In your case, you should spend some time getting a feel for what the correct “distribution of labor” is for your design, how many sensors, detectors, motors, etc. There are several serious hobby androidish types of projects to look at on the net, including:
If you have a little more budget, then any of the robots from the recent DARPA Robotics Challenge (2012-2015) will provide some good information. The majority of those robots were running ROS.
I was unaware ROS was working on hardware compliance. I’m guessing ROS won’t be selling the hardware they are just making sure vendors will have code that works with and is compliant with ROS? Do I have that right?
That definitely helps me understand the difference between dynamixel and regular servos as well as how I can implement the Tx1 into my design.

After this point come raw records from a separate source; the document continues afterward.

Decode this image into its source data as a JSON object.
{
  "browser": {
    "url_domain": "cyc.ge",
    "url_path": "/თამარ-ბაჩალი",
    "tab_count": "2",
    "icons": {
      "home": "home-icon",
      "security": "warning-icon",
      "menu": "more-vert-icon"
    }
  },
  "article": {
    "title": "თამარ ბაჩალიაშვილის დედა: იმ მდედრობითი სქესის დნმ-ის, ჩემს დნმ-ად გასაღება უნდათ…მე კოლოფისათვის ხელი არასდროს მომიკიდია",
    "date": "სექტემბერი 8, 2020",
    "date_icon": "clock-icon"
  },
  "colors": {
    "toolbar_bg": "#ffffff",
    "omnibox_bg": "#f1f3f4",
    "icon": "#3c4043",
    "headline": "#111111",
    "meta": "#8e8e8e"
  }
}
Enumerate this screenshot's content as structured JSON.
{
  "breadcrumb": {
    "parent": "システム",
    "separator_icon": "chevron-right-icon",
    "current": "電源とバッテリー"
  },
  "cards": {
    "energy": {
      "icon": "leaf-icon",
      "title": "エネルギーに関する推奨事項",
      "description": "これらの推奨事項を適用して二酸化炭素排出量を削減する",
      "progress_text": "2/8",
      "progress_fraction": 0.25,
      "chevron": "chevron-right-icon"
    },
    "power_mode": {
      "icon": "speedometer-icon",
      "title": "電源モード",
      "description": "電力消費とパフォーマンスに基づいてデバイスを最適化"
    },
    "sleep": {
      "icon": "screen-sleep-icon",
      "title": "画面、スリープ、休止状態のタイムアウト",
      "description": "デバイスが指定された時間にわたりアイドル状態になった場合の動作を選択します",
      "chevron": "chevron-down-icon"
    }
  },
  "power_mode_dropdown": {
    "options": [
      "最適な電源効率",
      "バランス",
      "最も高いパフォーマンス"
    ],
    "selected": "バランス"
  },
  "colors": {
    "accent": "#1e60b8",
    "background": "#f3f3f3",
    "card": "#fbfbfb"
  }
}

Am I correct in my estimation that you can adruino/shield/cape devices wirelessly in certain components that rotate or would have difficulty running power/comm through? Like for example on a Johnny five style robot could you use sheilds/capes to run the tracks and assorted locomotion components and then wirelessly communicate back and forth to the Tx1? And arms/hands work the same way?
In the ancient past (early 2000’s I’ve used sliprings) to do this but that was difficult, expensive and a pain. I’m guessing that kind of a thing is all in the past now and everything that cannot be physically connected with cables wirelessly communicates to the ROS publishing service.
Thank you for pointing me in many good and informative directions. That helps a great deal!!
Wireless depends on the environment and component. In a noisy electrical environment, bad things could happen if you lose connectivity. Motors themselves generate a lot of electrical noise. That’s one of the reasons you can’t have an IMU or GPS receiver close to the motors on a rover or a quadcopter for example. So for non-critical functions, you may be able to get away with wireless, but not for something like locomotion. For lack of a better term, mission critical functions usually need wire connections (and sometimes a backup) in real world applications.
With that said, wireless is ridicously cheap now and can be cleverly integrated into a lot of applications. So if you were building an R2-D2 for example, you could imagine that the electronics in the head could talk wirelessly to a computer placed in the body so you wouldn’t need the usual slip ring used to wire to the spinning head.
I think in our setup we’re going to need two heavy duty ESC’s (Electronic Speed Controllers) to run our motors. Is there anyway of shielding noise so that I can use a wireless connection? Is it really back to the slip ring? :-( Is there any other way around this where you have locomotion in say tank tracks and you have a turret with brains in it that has to spin 360dgs? Or do you really have to put the brains down with the tracks and try to wireless communicate with the turret/head?